LONDON - European stock markets slumped by 3.0 percent in morning trading on Monday, hit by pressure from the eurozone debt crisis, risk of recession and legal action by US authorities against banks.
The US legal moves are aimed at recouping billions of dollars lost in the financial crisis.
Share prices were weighed down by worries about weak US economic growth following disappointing jobs data, while the euro fell against the dollar as traders exited risky deals amid renewed eurozone debt concern, analysts said.
The head of the European Central Bank Jean-Claude Trichet warned on Monday of an urgent and imperative need for enactment of the framework of a second debt rescue for Greece, and for tightened discipline in the management of
eurozone economies.
And the head of the International Monetary Fund Christine Lagarde repeated her warning that banks in Europe need extra capital to withstand any contagion from the eurozone debt crisis.
ECB data showed that eurozone banks have deposited record amounts of overnight funds with it, a signal of reluctance by banks to lend to each other.
In early trading, London's FTSE 100 index of top shares dropped 1.62 percent to 5,206.09 points, but the main indices in Germany, France, Italy, Spain and Switzerland were down by 3.0 percent or slightly more.
"The US decided to drop a bombshell on the banking sector ahead of their extended weekend by announcing a $200-billion (141-billion-euro) lawsuit across the whole industry for the miss selling of mortgage backed assets, the dreaded subprime loans," said Simon Denham, head of London-based trading group Capital Spreads.
"When the sector is still just about in recovery mode these lawsuits have sent shockwaves through the sector and the overall financial markets sending Europe into a tailspin."
US authorities on Friday sued 17 top US and foreign banks over "billions of dollars" in losses on mortgage-backed securities that plunged in value in the 2008 financial crisis.
The European banking sector was a sea of red in Monday trading, as Deutsche Bank plunged 6.8 percent to 24.25 euros, Societe Generale dived 4.51 percent to 21.16 euros and Barclays plummeted 5.78 percent to 155.64 pence.
The Federal Housing Finance Agency alleges that in some cases lenders committed fraud in selling nearly $190 billion in securities to mortgage giants Fannie Mae and Freddie Mac, which had to be bailed out by the US government.
US firms targeted in the suits included Bank of America, Goldman Sachs, Citigroup, JPMorgan Chase, Morgan Stanley, General Electric, Ally Financial and First Horizon.
The foreign banks were Deutsche Bank, HSBC, Credit Suisse, Barclays, Nomura, Royal Bank of Scotland and Societe Generale.
Banking shares dived "as pressure mounts from US regulators over the selling of toxic mortgage debt," said Manoj Ladwa, senior trader at ETX Capital.

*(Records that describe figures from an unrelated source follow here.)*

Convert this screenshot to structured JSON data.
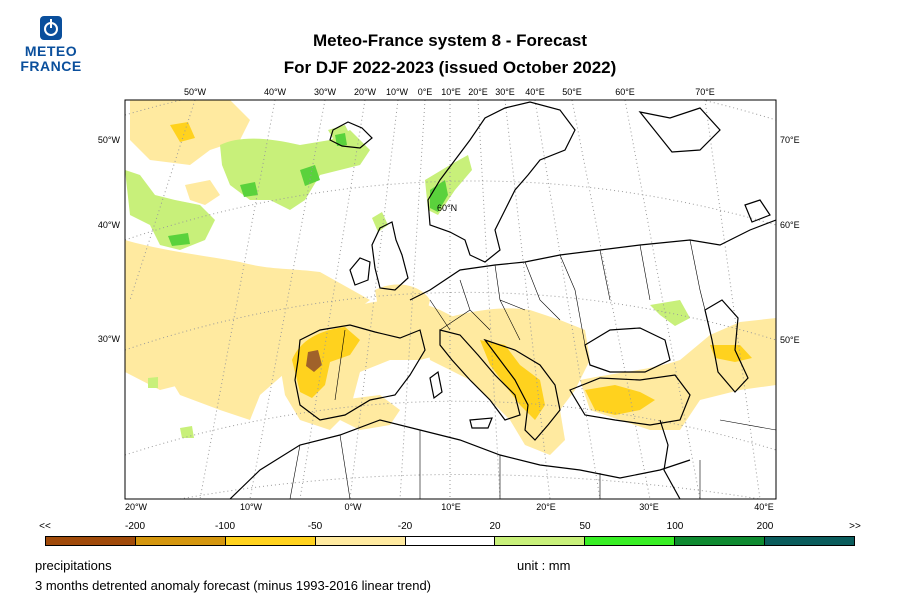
{
  "header": {
    "logo_lines": [
      "METEO",
      "FRANCE"
    ],
    "title": "Meteo-France system 8  -  Forecast",
    "subtitle": "For DJF 2022-2023      (issued October 2022)"
  },
  "map": {
    "top_lon_labels": [
      "50°W",
      "40°W",
      "30°W",
      "20°W",
      "10°W",
      "0°E",
      "10°E",
      "20°E",
      "30°E",
      "40°E",
      "50°E",
      "60°E",
      "70°E"
    ],
    "bottom_lon_labels": [
      "20°W",
      "10°W",
      "0°W",
      "10°E",
      "20°E",
      "30°E",
      "40°E"
    ],
    "left_lat_labels": [
      "50°W",
      "40°W",
      "30°W"
    ],
    "right_lat_labels": [
      "70°E",
      "60°E",
      "50°E"
    ],
    "inner_label": "60°N",
    "colors": {
      "coast": "#000000",
      "gridline": "#9a9a9a",
      "anomaly_light_yellow": "#ffeaa0",
      "anomaly_yellow": "#ffd21e",
      "anomaly_orange": "#e0a020",
      "anomaly_brown": "#a0622a",
      "anomaly_light_green": "#c8f07a",
      "anomaly_green": "#5ad23c"
    }
  },
  "legend": {
    "labels": [
      "<<",
      "-200",
      "-100",
      "-50",
      "-20",
      "20",
      "50",
      "100",
      "200",
      ">>"
    ],
    "colors": [
      "#a04a0a",
      "#d4960e",
      "#ffd21e",
      "#ffeaa0",
      "#ffffff",
      "#c8f07a",
      "#38ee24",
      "#0e8a30",
      "#0a5c5c"
    ]
  },
  "footer": {
    "variable": "precipitations",
    "unit": "unit : mm",
    "description": "3 months detrented anomaly forecast (minus 1993-2016 linear trend)"
  }
}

He added that Europe's main indices, which had already closed sharply lower on Friday, "look set for another leg lower ... as the market factors in the impact of zero job creation in the US for August."
Only 17,000 private-sector jobs were added in the US economy last month, down from a revised 156,000 in July.
The Labor Department said the unemployment rate remained unchanged at 9.1 percent from July. The number of unemployed people was essentially unchanged, at 14 million.
The jobs data for August were the worst since September 2010, when the economy shed more than twice the number of jobs it created. The pace of job growth remains far below the numbers needed to reduce the high unemployment rate.
Despite the weak US economic situation, the dollar rose against the euro on Monday as risk appetite was eroded by renewed worries over Greek debt. The European single currency is seen as a riskier bet compared with the dollar.
The euro dropped to $1.4147 from $1.4205 late in New York on Friday. The dollar edged up to 76.83 yen from 76.80 yen on Friday. US markets were shut on Monday for a public holiday.